2.)an electron is moving at 2x10^5 m/s through a uniform magnetic field of 1.4x10^-3 T.what is the magnitude of magnetic force if the velocity of the electron and the field make an angle of 45 degree.

To calculate the magnitude of the force experienced by a charged particle moving through a magnetic field, you can use the equation:

F = q * v * B * sin(theta)

Where:
F is the magnitude of the force
q is the charge of the particle (proton or electron)
v is the magnitude of the velocity of the particle
B is the magnitude of the magnetic field strength
theta is the angle between the velocity vector and the magnetic field vector

For the first question:

Given:
q (charge of a proton) = +1.6 x 10^-19 C
v (velocity of the proton) = 3 km/s = 3 x 10^3 m/s
B (magnetic field strength) = 0.05 T

Since the proton has a positive charge, the force experienced will be in a direction perpendicular to both the velocity and the magnetic field.

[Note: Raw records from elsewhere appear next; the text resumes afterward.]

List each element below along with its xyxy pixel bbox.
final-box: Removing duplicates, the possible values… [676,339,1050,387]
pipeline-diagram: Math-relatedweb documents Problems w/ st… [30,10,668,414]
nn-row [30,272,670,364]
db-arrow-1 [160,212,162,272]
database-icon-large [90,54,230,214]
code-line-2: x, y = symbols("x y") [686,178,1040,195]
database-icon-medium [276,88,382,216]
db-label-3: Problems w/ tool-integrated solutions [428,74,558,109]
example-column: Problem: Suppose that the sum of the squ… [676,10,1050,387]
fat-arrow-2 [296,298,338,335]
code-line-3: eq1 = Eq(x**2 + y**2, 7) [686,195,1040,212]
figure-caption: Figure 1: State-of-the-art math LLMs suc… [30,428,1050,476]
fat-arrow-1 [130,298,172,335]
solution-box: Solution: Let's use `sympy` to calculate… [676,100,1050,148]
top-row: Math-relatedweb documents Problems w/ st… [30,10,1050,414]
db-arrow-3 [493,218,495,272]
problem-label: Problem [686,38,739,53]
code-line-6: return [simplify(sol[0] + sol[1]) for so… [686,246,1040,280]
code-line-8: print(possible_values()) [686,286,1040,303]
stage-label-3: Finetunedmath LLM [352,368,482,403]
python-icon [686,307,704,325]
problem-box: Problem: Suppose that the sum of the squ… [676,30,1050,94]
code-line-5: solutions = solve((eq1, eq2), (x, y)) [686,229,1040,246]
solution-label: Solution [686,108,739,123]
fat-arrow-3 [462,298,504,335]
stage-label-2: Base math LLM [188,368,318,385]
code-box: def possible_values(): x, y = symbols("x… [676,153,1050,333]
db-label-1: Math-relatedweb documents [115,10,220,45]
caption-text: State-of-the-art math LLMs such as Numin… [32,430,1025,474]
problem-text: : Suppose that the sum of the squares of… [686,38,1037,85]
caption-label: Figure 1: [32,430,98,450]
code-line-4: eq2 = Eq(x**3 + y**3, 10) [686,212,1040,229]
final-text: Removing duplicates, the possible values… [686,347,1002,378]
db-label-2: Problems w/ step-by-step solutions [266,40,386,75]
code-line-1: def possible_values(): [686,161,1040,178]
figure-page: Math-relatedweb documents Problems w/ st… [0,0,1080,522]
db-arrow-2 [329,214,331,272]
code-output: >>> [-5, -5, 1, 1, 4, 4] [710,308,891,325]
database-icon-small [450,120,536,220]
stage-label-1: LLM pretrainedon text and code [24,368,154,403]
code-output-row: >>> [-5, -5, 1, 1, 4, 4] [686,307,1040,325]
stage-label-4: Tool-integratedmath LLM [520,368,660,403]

Using the equation, we can calculate the magnitude of the force:

F = (1.6 x 10^-19 C) * (3 x 10^3 m/s) * (0.05 T) * sin(90°)

sin(90°) = 1, as the velocity and the magnetic field are perpendicular.

F = (1.6 x 10^-19 C) * (3 x 10^3 m/s) * (0.05 T) * 1

F = 2.4 x 10^-16 N

Therefore, the magnitude of the force experienced by the proton is 2.4 x 10^-16 Newtons.

For the second question:

Given:
q (charge of an electron) = -1.6 x 10^-19 C
v (velocity of the electron) = 2 x 10^5 m/s
B (magnetic field strength) = 1.4 x 10^-3 T
theta (angle between velocity and magnetic field) = 45°

Since the electron has a negative charge, the force experienced will be in a direction opposite to the velocity vector direction.

Using the equation, we can calculate the magnitude of the force:

F = (-1.6 x 10^-19 C) * (2 x 10^5 m/s) * (1.4 x 10^-3 T) * sin(45°)

sin(45°) = √2 / 2

F = (-1.6 x 10^-19 C) * (2 x 10^5 m/s) * (1.4 x 10^-3 T) * (√2 / 2)

F ≈ -2.518 x 10^-14 N

Since the force is negative, it indicates that the force is in the opposite direction of the velocity vector.

Therefore, the magnitude of the force experienced by the electron is approximately 2.518 x 10^-14 Newtons.